Of course, here you’ll need to pair your content creators with developers but the effort is totally worth it.
In my new company, Breadcrumbs, we’ve built a free email validator to check if an email address really exists. It’s super useful for our audience to quickly validate your mailing list and avoid spending money on contacts who’ll never receive your email.
It has already generated a lot of backlinks for our relatively new website. But that’s not all. Its initial launch attracted a lot of visitors and it has also generated hundreds of qualified leads for our business!
3) Content Downgrade
This is a crazy idea, but one I’ll be testing soon.
Everyone’s favorite lead generation tactic is the content upgrade.
You publish a blog post and you offer something longer and more in-depth like an ebook as a content upgrade for lead generation.
Awesome. But what if your content is already longer than a book to lease search engines?
Here comes my idea: The content downgrade!
Instead of offering something longer, offer them something shorter. A checklist, an implementation plan, a worksheet. Anything that can give them value right away within a single-page pdf.

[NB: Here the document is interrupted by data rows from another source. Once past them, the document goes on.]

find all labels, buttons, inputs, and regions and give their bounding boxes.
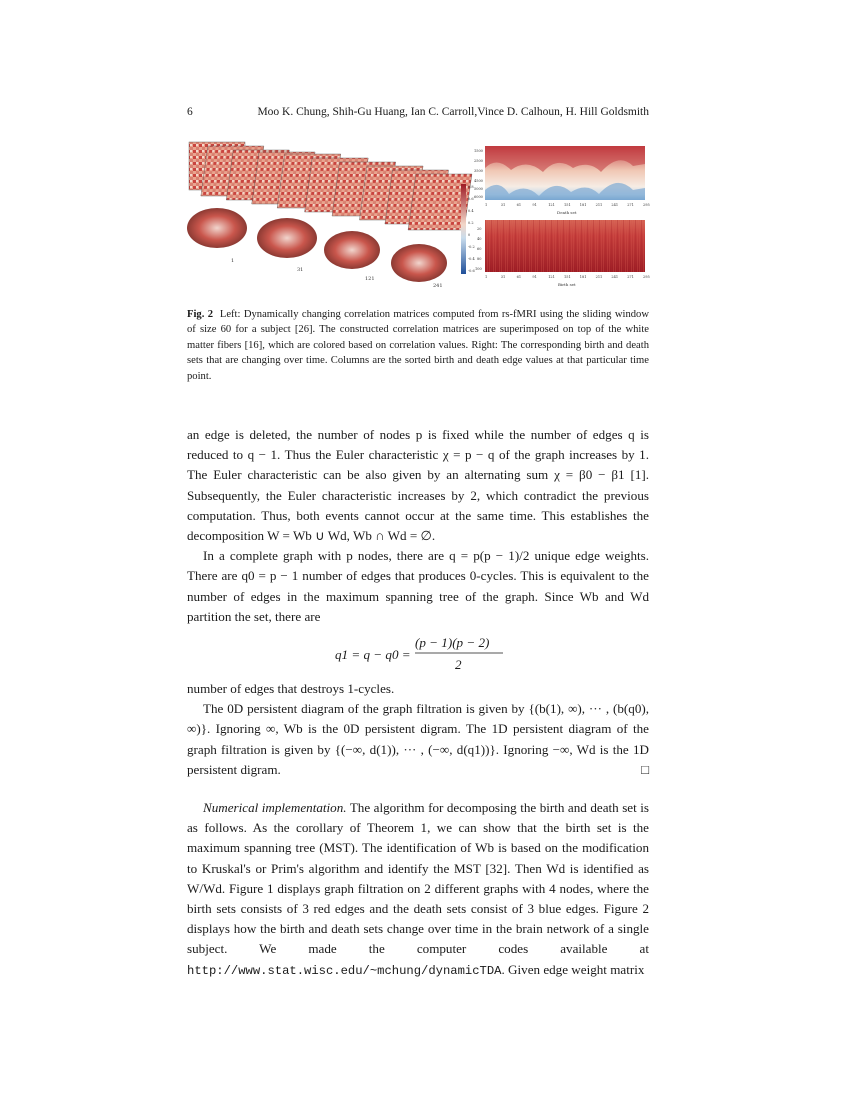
birth-heatmap-streak <box>579 220 580 272</box>
birth-heatmap-streak <box>563 220 564 272</box>
birth-y-tick: 100 <box>475 267 482 271</box>
birth-heatmap-streak <box>541 220 542 272</box>
birth-heatmap-streak <box>623 220 624 272</box>
death-y-tick: 4500 <box>474 179 483 183</box>
birth-heatmap-streak <box>619 220 620 272</box>
birth-heatmap-streak <box>535 220 536 272</box>
x-tick-label: 61 <box>516 203 522 207</box>
birth-heatmap-streak <box>585 220 586 272</box>
running-authors: Moo K. Chung, Shih-Gu Huang, Ian C. Carroll,Vince D. Calhoun, H. Hill Goldsmith <box>257 106 649 118</box>
x-tick-label: 151 <box>564 275 571 279</box>
x-tick-label: 61 <box>516 275 522 279</box>
code-url-link[interactable]: http://www.stat.wisc.edu/~mchung/dynamicTDA <box>187 963 502 978</box>
birth-heatmap-streak <box>559 220 560 272</box>
paragraph <box>187 798 649 981</box>
birth-heatmap-streak <box>555 220 556 272</box>
birth-heatmap-streak <box>543 220 544 272</box>
death-y-tick: 5000 <box>474 187 483 191</box>
birth-heatmap-streak <box>631 220 632 272</box>
birth-heatmap-streak <box>499 220 500 272</box>
birth-heatmap-streak <box>625 220 626 272</box>
x-tick-label: 121 <box>548 203 555 207</box>
birth-heatmap-streak <box>607 220 608 272</box>
birth-heatmap-streak <box>615 220 616 272</box>
birth-heatmap-streak <box>539 220 540 272</box>
birth-heatmap-streak <box>567 220 568 272</box>
birth-heatmap-streak <box>635 220 636 272</box>
birth-heatmap-streak <box>515 220 516 272</box>
birth-heatmap-streak <box>525 220 526 272</box>
birth-heatmap-streak <box>575 220 576 272</box>
x-tick-label: 295 <box>643 275 650 279</box>
paragraph: number of edges that destroys 1-cycles. <box>187 681 395 697</box>
colorbar-tick: -0.4 <box>468 257 475 261</box>
x-tick-label: 211 <box>595 275 603 279</box>
birth-heatmap-streak <box>537 220 538 272</box>
brain-label: 121 <box>365 276 375 282</box>
x-tick-label: 91 <box>532 203 537 207</box>
colorbar-tick: 0.2 <box>468 221 474 225</box>
brain-label: 31 <box>297 267 304 273</box>
birth-heatmap-streak <box>505 220 506 272</box>
paragraph-text: The algorithm for decomposing the birth and death set is as follows. As the corollary of Theorem 1, we can show that the birth set is the maximum spanning tree (MST). The identification of Wb is based on the modification to Kruskal's or Prim's algorithm and identify the MST [32]. Then Wd is identified as W/Wd. Figure 1 displays graph filtration on 2 different graphs with 4 nodes, where the birth sets consists of 3 red edges and the death sets consist of 3 blue edges. Figure 2 displays how the birth and death sets change over time in the brain network of a single subject. We made the computer codes available at <box>187 800 649 957</box>
birth-heatmap-streak <box>501 220 502 272</box>
birth-heatmap-streak <box>597 220 598 272</box>
x-tick-label: 271 <box>627 275 634 279</box>
birth-y-tick: 80 <box>477 257 482 261</box>
paragraph <box>187 699 649 780</box>
page-number: 6 <box>187 106 193 118</box>
birth-heatmap-streak <box>595 220 596 272</box>
birth-heatmap-streak <box>489 220 490 272</box>
birth-heatmap-streak <box>527 220 528 272</box>
paragraph: In a complete graph with p nodes, there are q = p(p − 1)/2 unique edge weights. There are q0 = p − 1 number of edges that produces 0-cycles. This is equivalent to the number of edges in the maximum spanning tree of the graph. Since Wb and Wd partition the set, there are <box>187 548 649 624</box>
colorbar-tick: -0.6 <box>468 269 475 273</box>
birth-heatmap-streak <box>605 220 606 272</box>
birth-heatmap-streak <box>513 220 514 272</box>
colorbar-tick: 0.8 <box>468 185 474 189</box>
paragraph-text: The 0D persistent diagram of the graph filtration is given by {(b(1), ∞), ··· , (b(q0), ∞)}. Ignoring ∞, Wb is the 0D persistent digram. The 1D persistent diagram of the graph filtration is given by {(−∞, d(1)), ··· , (−∞, d(q1))}. Ignoring −∞, Wd is the 1D persistent digram. <box>187 701 649 777</box>
colorbar-tick: 0.4 <box>468 209 474 213</box>
birth-heatmap-streak <box>641 220 642 272</box>
birth-heatmap-streak <box>613 220 614 272</box>
birth-heatmap-streak <box>637 220 638 272</box>
birth-heatmap-streak <box>533 220 534 272</box>
figure-2 <box>187 138 649 288</box>
birth-heatmap-streak <box>487 220 488 272</box>
equation-numerator: (p − 1)(p − 2) <box>415 635 490 651</box>
birth-set-heatmap <box>475 220 650 287</box>
birth-heatmap-streak <box>503 220 504 272</box>
death-y-tick: 3500 <box>474 169 483 173</box>
birth-heatmap-streak <box>593 220 594 272</box>
birth-heatmap-streak <box>583 220 584 272</box>
birth-heatmap-streak <box>485 220 486 272</box>
birth-heatmap-streak <box>507 220 508 272</box>
birth-heatmap-streak <box>519 220 520 272</box>
paragraph-tail: . Given edge weight matrix <box>501 961 645 977</box>
x-tick-label: 1 <box>485 275 488 279</box>
equation-graphic <box>187 633 649 673</box>
birth-heatmap-streak <box>639 220 640 272</box>
birth-heatmap-streak <box>609 220 610 272</box>
birth-heatmap-streak <box>571 220 572 272</box>
birth-heatmap-streak <box>551 220 552 272</box>
brain-3 <box>324 231 380 269</box>
birth-x-ticks <box>485 275 650 279</box>
paragraph-lead: Numerical implementation. <box>203 800 347 816</box>
colorbar-tick: -0.2 <box>468 245 475 249</box>
birth-heatmap-streak <box>553 220 554 272</box>
x-tick-label: 151 <box>564 203 571 207</box>
death-y-tick: 6000 <box>474 195 483 199</box>
colorbar-gradient <box>461 184 466 274</box>
birth-heatmap-streak <box>601 220 602 272</box>
qed-symbol: □ <box>641 761 649 777</box>
paragraph: an edge is deleted, the number of nodes p is fixed while the number of edges q is reduced to q − 1. Thus the Euler characteristic χ = p − q of the graph increases by 1. The Euler characteristic can be also given by an alternating sum χ = β0 − β1 [1]. Subsequently, the Euler characteristic increases by 2, which contradict the previous computation. Thus, both events cannot occur at the same time. This establishes the decomposition W = Wb ∪ Wd, Wb ∩ Wd = ∅. <box>187 427 649 544</box>
birth-heatmap-streak <box>545 220 546 272</box>
birth-heatmap-streak <box>511 220 512 272</box>
equation-q1 <box>187 633 649 673</box>
birth-heatmap-streak <box>599 220 600 272</box>
birth-heatmap-streak <box>577 220 578 272</box>
birth-y-tick: 40 <box>477 237 482 241</box>
birth-heatmap-streak <box>643 220 644 272</box>
birth-heatmap-streak <box>521 220 522 272</box>
birth-heatmap-streak <box>591 220 592 272</box>
caption-text: Left: Dynamically changing correlation matrices computed from rs-fMRI using the sliding window of size 60 for a subject [26]. The constructed correlation matrices are superimposed on top of the white matter fibers [16], which are colored based on correlation values. Right: The corresponding birth and death sets that are changing over time. Columns are the sorted birth and death edge values at that particular time point. <box>187 309 650 382</box>
x-tick-label: 31 <box>500 203 506 207</box>
x-tick-label: 31 <box>500 275 506 279</box>
birth-heatmap-streak <box>557 220 558 272</box>
birth-heatmap-streak <box>547 220 548 272</box>
brain-4 <box>391 244 447 282</box>
colorbar-tick: 0 <box>468 233 471 237</box>
x-tick-label: 121 <box>548 275 555 279</box>
birth-heatmap-streak <box>495 220 496 272</box>
birth-heatmap-streak <box>603 220 604 272</box>
birth-heatmap-streak <box>629 220 630 272</box>
equation-lhs: q1 = q − q0 = <box>335 647 411 663</box>
birth-heatmap-streak <box>587 220 588 272</box>
x-tick-label: 181 <box>579 203 587 207</box>
birth-xlabel: Birth set <box>558 282 576 287</box>
birth-heatmap-streak <box>627 220 628 272</box>
x-tick-label: 241 <box>611 203 619 207</box>
x-tick-label: 211 <box>595 203 603 207</box>
figure-graphic <box>187 138 649 288</box>
x-tick-label: 295 <box>643 203 650 207</box>
equation-denominator: 2 <box>455 657 462 673</box>
birth-heatmap-streak <box>617 220 618 272</box>
x-tick-label: 1 <box>485 203 488 207</box>
birth-heatmap-streak <box>565 220 566 272</box>
brain-label: 1 <box>231 258 235 264</box>
birth-heatmap-streak <box>581 220 582 272</box>
birth-heatmap-streak <box>549 220 550 272</box>
x-tick-label: 91 <box>532 275 537 279</box>
birth-heatmap-streak <box>569 220 570 272</box>
x-tick-label: 181 <box>579 275 587 279</box>
birth-y-tick: 60 <box>477 247 482 251</box>
birth-heatmap-streak <box>531 220 532 272</box>
birth-heatmap-streak <box>633 220 634 272</box>
birth-heatmap-streak <box>589 220 590 272</box>
birth-heatmap-streak <box>491 220 492 272</box>
x-tick-label: 241 <box>611 275 619 279</box>
birth-heatmap-streak <box>611 220 612 272</box>
birth-heatmap-streak <box>561 220 562 272</box>
brain-1 <box>187 208 247 248</box>
birth-heatmap-streak <box>621 220 622 272</box>
brain-label: 241 <box>433 283 443 289</box>
caption-label: Fig. 2 <box>187 309 214 320</box>
brain-2 <box>257 218 317 258</box>
birth-heatmap-streak <box>493 220 494 272</box>
colorbar-tick: 0.6 <box>468 197 474 201</box>
birth-heatmap-streak <box>529 220 530 272</box>
birth-heatmap-streak <box>573 220 574 272</box>
birth-heatmap-streak <box>517 220 518 272</box>
birth-heatmap-streak <box>523 220 524 272</box>
death-y-tick: 1500 <box>474 149 483 153</box>
body-text <box>187 425 649 981</box>
x-tick-label: 271 <box>627 203 634 207</box>
birth-y-tick: 20 <box>477 227 482 231</box>
birth-heatmap-streak <box>509 220 510 272</box>
death-y-tick: 2500 <box>474 159 483 163</box>
birth-heatmap-streak <box>497 220 498 272</box>
death-xlabel: Death set <box>557 210 577 215</box>
death-set-heatmap <box>474 146 650 215</box>
figure-caption <box>187 307 649 384</box>
death-x-ticks <box>485 203 650 207</box>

In the past, I’ve tried checklists in AdEspresso and they worked like a charm. Most users nowadays are overwhelmed by the amount of content available for them. And time is limited.
Offering your audience a quick and actionable summary of your content is a great way to get their emails!
4) Content Curation
I’m a big fan of content curation.
If there are already great resources on a specific topic and you feel there’s not much you can add to the conversation, just go the curation way.
It’s a great, fast and cheap way to add value to your audience. Just create a resource listing all the best blog posts already available on the topic, maybe highlighting right away the key takeaways from each piece of content you’re linking to.
Life is too short to spend time writing something that has already been written better by someone else.